IANAL but withholding evidence from a court order can hold you in contempt of court. I remember hearing a story of a person who was accused of having CSAM on an encrypted hard drive, and refused to decrypt it, and is in jail until he decrypts it. Just because you’re a person doesn’t mean you can ignore a warrant.
information itself is a liability. best to have a policy of ‘we keep no IPs in logs, so are happy to hand over whatever’… dump data the moment you dont require it
yeah, this sounds like a much more sustainable solution. Do it the way signal does it. Collect as little as necessary, and delete it as soon as you dont need it.
Just store what logs you need on a ram drive. The logs will be gone the instant the server shuts down and there is no way to recover them.
Downsides include : if any intrusion happens on the server, red team just needs to reboot it to wipe evidence.
If they have the root access typically needed to reboot a server1 they could also just wipe the logs without rebooting.
1: GUIs typically have a way to reboot without such privileges, but those are typically not installed on machines just used as servers.
I looked into that guy somewhat recently, he was in jail for something like five years then eventually released. Kind of a sickening situation all around.
Good to know. They should implement no log policies then
Imagine contempt of court but you don’t live in the US
With the federation does that also mean that the ip records are replicated? Because that would be a lot of parties that can be threatened, with only one required to give in…
I could be wrong, but I believe you only disclose your IP to your Lemmy instance.
Don’t browse lemmy with your naked IP. This isn’t the 90s. When using the Internet, wear a condom.
As long you don’t do the “known illegal” stuff you don’t need a VPN.
However if you upload copyrighted material a vpn is one of very many steps to ensure that the police won’t get you. A VPN alone does not provide any security. It delays at best the police
Ah yes, give your browsing history to the shady VPN company instead.

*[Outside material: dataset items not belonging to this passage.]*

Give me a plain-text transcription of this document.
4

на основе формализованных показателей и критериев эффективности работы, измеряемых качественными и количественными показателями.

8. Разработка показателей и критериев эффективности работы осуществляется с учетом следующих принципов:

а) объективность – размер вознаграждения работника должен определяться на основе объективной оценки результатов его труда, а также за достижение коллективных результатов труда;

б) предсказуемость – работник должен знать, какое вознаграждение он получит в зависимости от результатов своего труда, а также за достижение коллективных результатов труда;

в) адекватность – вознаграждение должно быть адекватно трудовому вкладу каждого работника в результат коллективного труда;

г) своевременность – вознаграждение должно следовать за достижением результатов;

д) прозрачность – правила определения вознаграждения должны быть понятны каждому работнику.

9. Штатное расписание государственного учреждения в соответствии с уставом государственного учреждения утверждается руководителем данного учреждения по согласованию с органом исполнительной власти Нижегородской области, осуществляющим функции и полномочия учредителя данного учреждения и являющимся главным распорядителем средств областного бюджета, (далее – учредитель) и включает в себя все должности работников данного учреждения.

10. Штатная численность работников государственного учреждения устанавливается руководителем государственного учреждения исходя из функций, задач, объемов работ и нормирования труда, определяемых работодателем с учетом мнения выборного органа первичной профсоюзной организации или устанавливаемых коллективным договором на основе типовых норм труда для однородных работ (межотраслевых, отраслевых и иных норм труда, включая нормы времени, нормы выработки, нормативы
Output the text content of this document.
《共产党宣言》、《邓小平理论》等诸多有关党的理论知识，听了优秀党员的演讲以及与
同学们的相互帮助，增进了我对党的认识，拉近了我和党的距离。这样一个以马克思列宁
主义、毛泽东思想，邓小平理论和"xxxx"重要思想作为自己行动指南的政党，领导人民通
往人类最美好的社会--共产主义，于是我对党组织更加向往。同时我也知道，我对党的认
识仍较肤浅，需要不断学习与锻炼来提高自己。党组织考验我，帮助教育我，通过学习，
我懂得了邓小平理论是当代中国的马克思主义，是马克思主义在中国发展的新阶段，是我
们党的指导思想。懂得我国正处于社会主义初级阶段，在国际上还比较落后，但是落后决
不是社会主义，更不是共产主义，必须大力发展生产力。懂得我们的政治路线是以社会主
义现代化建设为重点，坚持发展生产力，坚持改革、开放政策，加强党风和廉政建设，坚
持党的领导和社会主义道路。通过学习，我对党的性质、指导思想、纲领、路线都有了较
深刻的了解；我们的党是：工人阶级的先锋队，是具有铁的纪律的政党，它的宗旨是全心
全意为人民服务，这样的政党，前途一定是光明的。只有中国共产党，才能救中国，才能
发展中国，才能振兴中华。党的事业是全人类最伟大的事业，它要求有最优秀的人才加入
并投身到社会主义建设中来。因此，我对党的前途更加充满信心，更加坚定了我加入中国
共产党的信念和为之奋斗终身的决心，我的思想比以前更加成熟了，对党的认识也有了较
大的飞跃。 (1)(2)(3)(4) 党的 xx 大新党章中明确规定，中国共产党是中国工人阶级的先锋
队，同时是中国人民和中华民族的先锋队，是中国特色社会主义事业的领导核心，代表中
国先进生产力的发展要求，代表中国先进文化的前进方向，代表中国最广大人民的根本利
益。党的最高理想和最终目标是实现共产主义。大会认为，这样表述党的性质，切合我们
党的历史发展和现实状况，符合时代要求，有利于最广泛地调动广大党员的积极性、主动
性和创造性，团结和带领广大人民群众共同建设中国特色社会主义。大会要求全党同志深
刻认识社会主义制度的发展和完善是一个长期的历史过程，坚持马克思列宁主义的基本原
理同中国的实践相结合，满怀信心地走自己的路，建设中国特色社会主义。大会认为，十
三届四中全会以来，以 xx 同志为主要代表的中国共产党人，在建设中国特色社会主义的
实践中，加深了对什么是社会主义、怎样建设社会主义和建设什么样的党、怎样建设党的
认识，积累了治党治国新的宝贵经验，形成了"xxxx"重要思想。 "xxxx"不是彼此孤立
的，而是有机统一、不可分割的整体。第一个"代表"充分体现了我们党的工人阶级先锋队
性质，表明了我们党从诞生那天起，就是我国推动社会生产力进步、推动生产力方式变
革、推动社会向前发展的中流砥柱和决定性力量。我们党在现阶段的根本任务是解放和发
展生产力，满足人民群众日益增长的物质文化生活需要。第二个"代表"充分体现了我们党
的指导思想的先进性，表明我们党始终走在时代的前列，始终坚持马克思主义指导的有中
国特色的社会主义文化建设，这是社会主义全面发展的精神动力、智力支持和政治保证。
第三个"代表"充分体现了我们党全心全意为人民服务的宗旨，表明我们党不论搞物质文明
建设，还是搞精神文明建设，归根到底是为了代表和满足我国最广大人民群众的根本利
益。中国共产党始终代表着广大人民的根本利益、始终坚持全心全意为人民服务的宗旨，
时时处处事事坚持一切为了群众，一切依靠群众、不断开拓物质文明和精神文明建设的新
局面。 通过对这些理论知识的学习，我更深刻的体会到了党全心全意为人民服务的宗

Although that would help in this situation.
Shady? I only use VPNs from known companies, like Sony.
A VPN either:
Logs access/usage so it can be given to authorities. (And/or sold/stolen etc)
doesn’t log usage data and willingly accepts that some disgusting stuff will be done using their service.
1 might have to give browsing data if sued by a media company, 2 is ethnically bankrupt and shouldn’t be trusted at all.
Doesn’t mean their not useful, just be aware of who you are giving your money to and the limitations of their protection.
At most you will get some targeted ads (if you use “free” ones), compared to fines and jail, I say it’s a good trade-off.